Karena itu, orang tua itu tidak memaksa mereka lagi. Bahkan katanya kemudian, “Baiklah anak muda. Jika kalian berkeras untuk tinggal. Sekarang, marilah kita pergi ke kebun belakang. Aku akan menyadap legen dibelakang. Aku akan menyelarak pintu depan dan membuka pintu butulan yang langsung dapat diawasi dari kebun”.

Manggada dan Laksana tidak menjawab. Keduanya pun kemudian mengikuti orang tua itu keluar dari pintu belakang. Seperti kebiasaannya, orang tua itu membawa beberapa buah bumbung untuk mengganti bumbung yang telah dipasang kemarin sore.

“Mereka akan datang hari ini” desis orang tua itu sambil mendekati sebatang pohon kelapa.

Manggada dan Laksana mengangguk kecil. Namun mereka tidak menjawab.

Sementara itu, orang tua itupun telah mulai memanjat sebatang pohon kelapa dengan membawa satu di antara bumbung-bumbungnya yang diikatnya dengan tali sabut pada lambungnya.

Meskipun orang itu sudah tua, namun dengan tangkasnya ia memanjat. Dalam waktu yang terhitung singkat, orang tua itu sudah bertengger pada pelepah pohon kelapa itu untuk melepas bumbung yang sudah terpasang. Kemudian memotong manggar itu dengan irisan-irisan tipis dan memasang bumbung yang baru untuk menerima titik-titik legen dari manggar yang telah diirisnya itu.

Sejenak kemudian, bumbung legen yang baru saja dilepas itupun telah dibawanya turun.

“Biarlah kami membantu membawa bumbung itu Kiai” berkata Laksana.

Orang tua itu tersenyum. Katanya, “Biasanya aku melakukannya sendiri”.

“Tetapi hari ini kami ada disini” jawab Laksana.

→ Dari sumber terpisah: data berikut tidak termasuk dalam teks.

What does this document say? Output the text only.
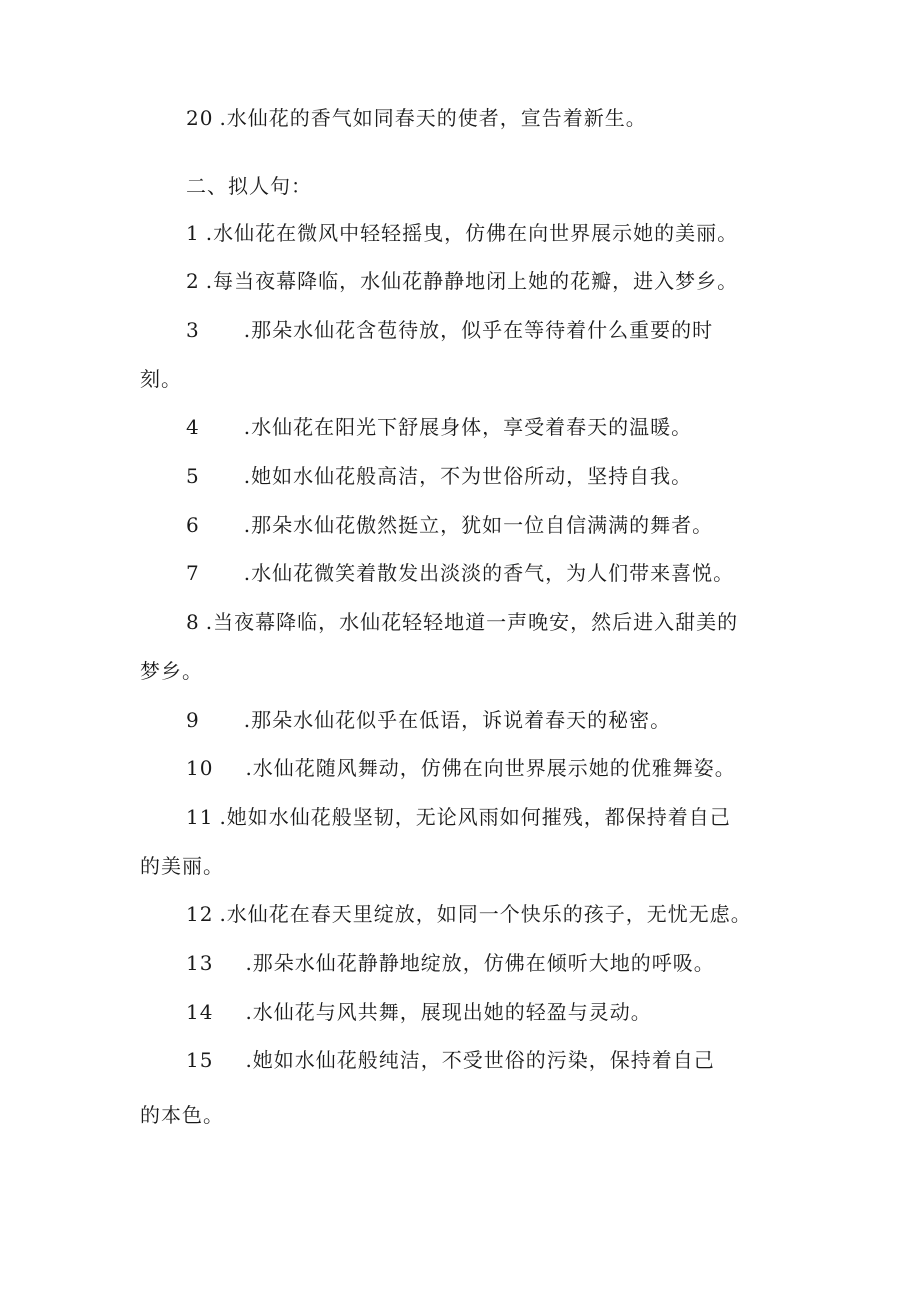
20 .水仙花的香气如同春天的使者，宣告着新生。
二、拟人句：
1 .水仙花在微风中轻轻摇曳，仿佛在向世界展示她的美丽。
2 .每当夜幕降临，水仙花静静地闭上她的花瓣，进入梦乡。
3 .那朵水仙花含苞待放，似乎在等待着什么重要的时
刻。
4 .水仙花在阳光下舒展身体，享受着春天的温暖。
5 .她如水仙花般高洁，不为世俗所动，坚持自我。
6 .那朵水仙花傲然挺立，犹如一位自信满满的舞者。
7 .水仙花微笑着散发出淡淡的香气，为人们带来喜悦。
8 .当夜幕降临，水仙花轻轻地道一声晚安，然后进入甜美的
梦乡。
9 .那朵水仙花似乎在低语，诉说着春天的秘密。
10 .水仙花随风舞动，仿佛在向世界展示她的优雅舞姿。
11 .她如水仙花般坚韧，无论风雨如何摧残，都保持着自己
的美丽。
12 .水仙花在春天里绽放，如同一个快乐的孩子，无忧无虑。
13 .那朵水仙花静静地绽放，仿佛在倾听大地的呼吸。
14 .水仙花与风共舞，展现出她的轻盈与灵动。
15 .她如水仙花般纯洁，不受世俗的污染，保持着自己
的本色。
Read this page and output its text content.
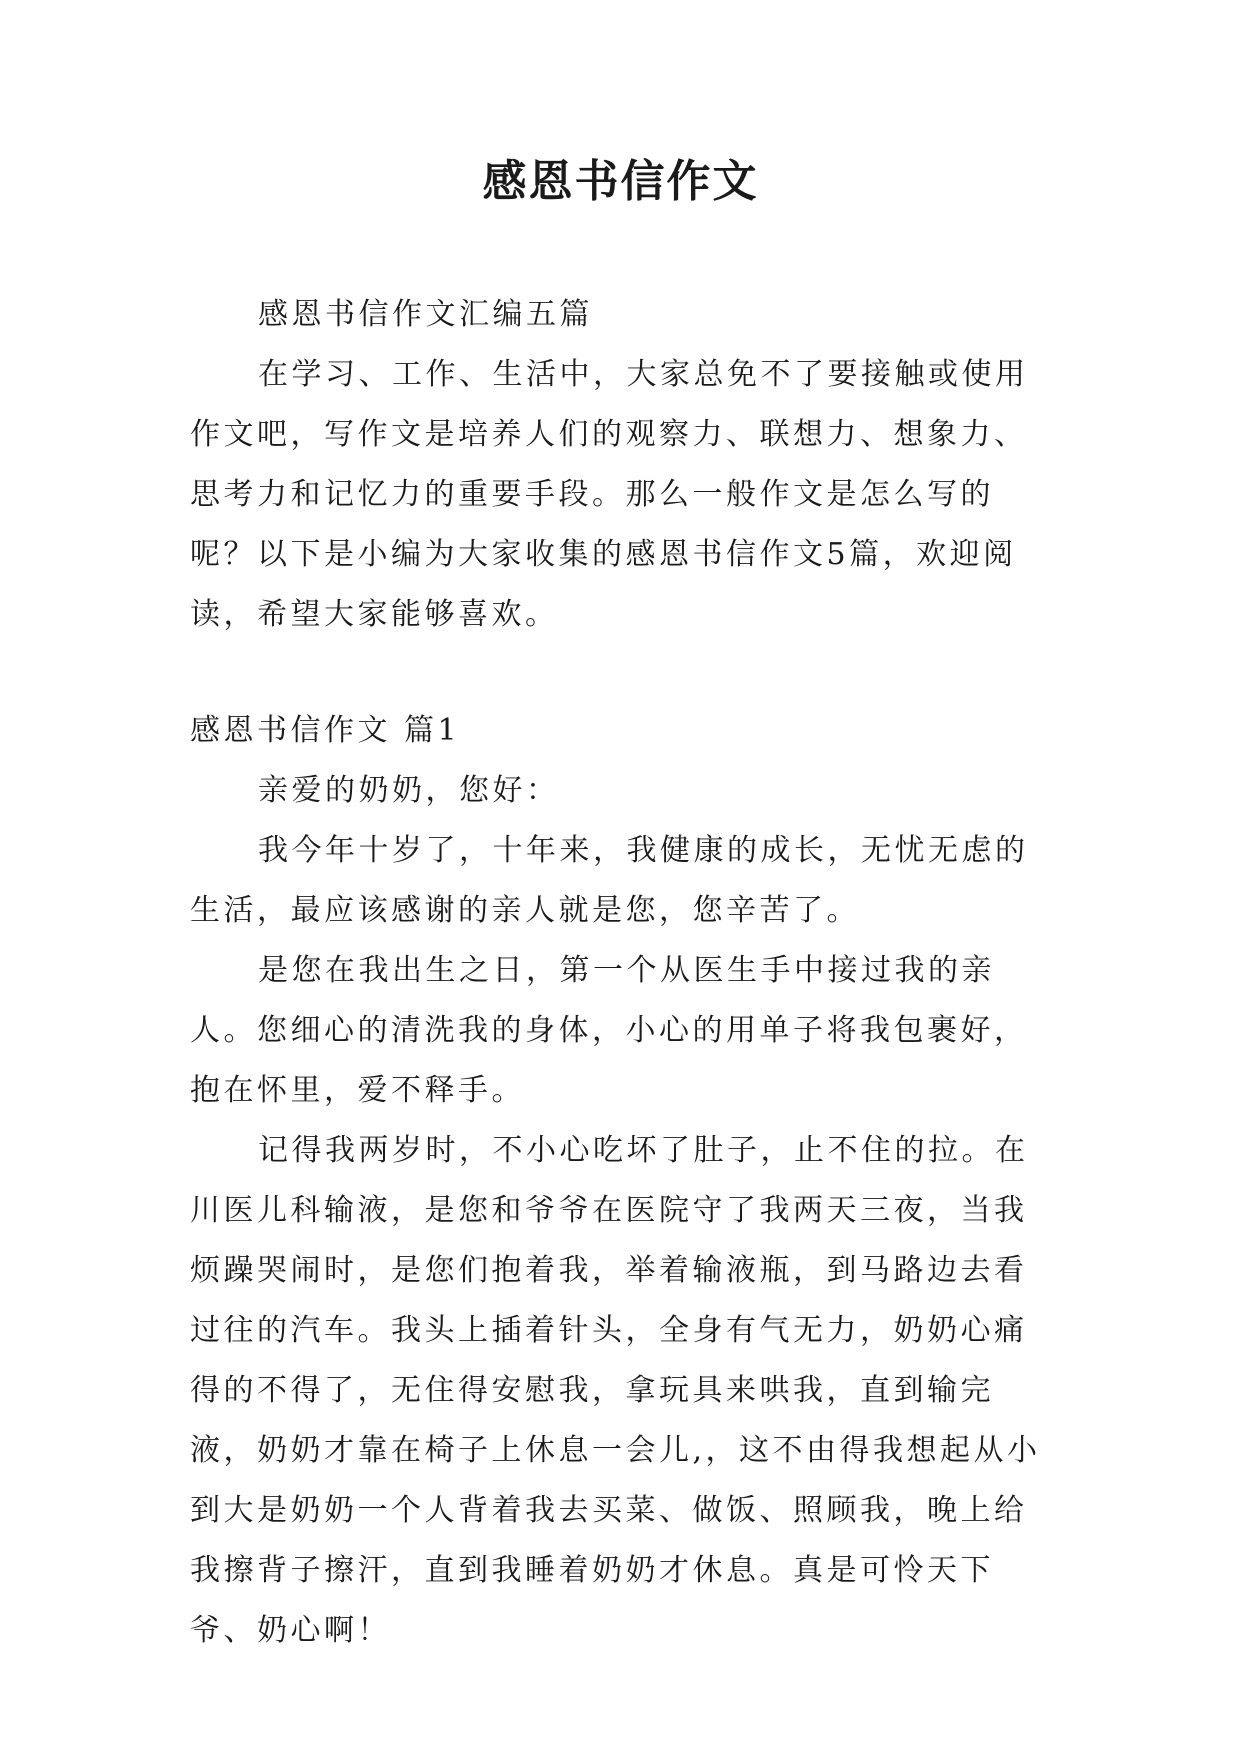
感恩书信作文

感恩书信作文汇编五篇

在学习、工作、生活中，大家总免不了要接触或使用作文吧，写作文是培养人们的观察力、联想力、想象力、思考力和记忆力的重要手段。那么一般作文是怎么写的呢？以下是小编为大家收集的感恩书信作文5篇，欢迎阅读，希望大家能够喜欢。

感恩书信作文 篇1

亲爱的奶奶，您好：

我今年十岁了，十年来，我健康的成长，无忧无虑的生活，最应该感谢的亲人就是您，您辛苦了。

是您在我出生之日，第一个从医生手中接过我的亲人。您细心的清洗我的身体，小心的用单子将我包裹好，抱在怀里，爱不释手。

记得我两岁时，不小心吃坏了肚子，止不住的拉。在川医儿科输液，是您和爷爷在医院守了我两天三夜，当我烦躁哭闹时，是您们抱着我，举着输液瓶，到马路边去看过往的汽车。我头上插着针头，全身有气无力，奶奶心痛得的不得了，无住得安慰我，拿玩具来哄我，直到输完液，奶奶才靠在椅子上休息一会儿,，这不由得我想起从小到大是奶奶一个人背着我去买菜、做饭、照顾我，晚上给我擦背子擦汗，直到我睡着奶奶才休息。真是可怜天下爷、奶心啊！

Orang tua itu tertawa kecil. Tetapi ia tidak berkeberatan memberikan bumbung-bumbung itu kepada Manggada dan Laksana.

Dari satu pohon, orang tua itu pergi ke pohon yang lain. Memang tidak cukup banyak. Tetapi beberapa batang pohon kelapa ia telah memberikan beberapa bumbung legen yang dapat dibuatnya menjadi gula kelapa.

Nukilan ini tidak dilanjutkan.